Recognition of Isolated Words using Zernike and MFCC features for Audio Visual Speech Recognition
This work addresses audio-visual speech recognition for isolated words, but it is incremental as it applies existing methods to a specific dataset.
The paper tackled isolated word recognition by combining Zernike moments for visual features and MFCC for audio features on a dataset of city names, achieving 100% accuracy with audio-only features and 63.88% with visual-only features.

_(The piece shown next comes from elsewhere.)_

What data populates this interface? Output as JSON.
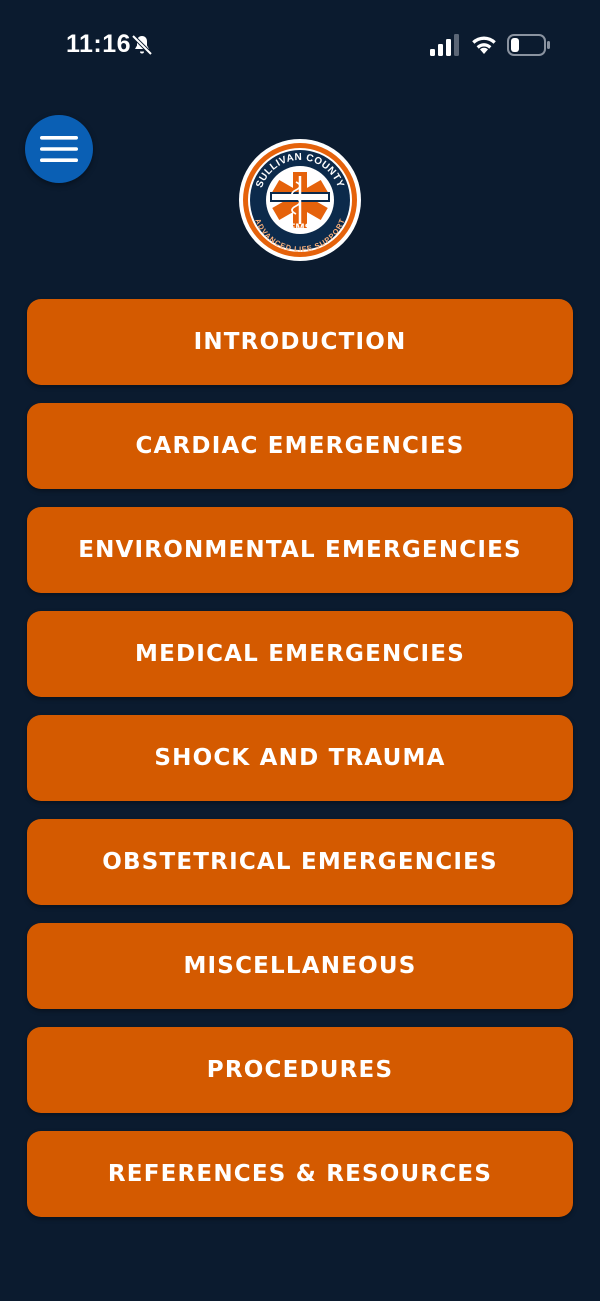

Automatic Speech Recognition (ASR) by machine is an attractive research topic in signal processing domain and has attracted many researchers to contribute in this area. In recent year, there have been many advances in automatic speech reading system with the inclusion of audio and visual speech features to recognize words under noisy conditions. The objective of audio-visual speech recognition system is to improve recognition accuracy. In this paper we computed visual features using Zernike moments and audio feature using Mel Frequency Cepstral Coefficients (MFCC) on vVISWa (Visual Vocabulary of Independent Standard Words) dataset which contains collection of isolated set of city names of 10 speakers. The visual features were normalized and dimension of features set was reduced by Principal Component Analysis (PCA) in order to recognize the isolated word utterance on PCA space.The performance of recognition of isolated words based on visual only and audio only features results in 63.88 and 100 respectively.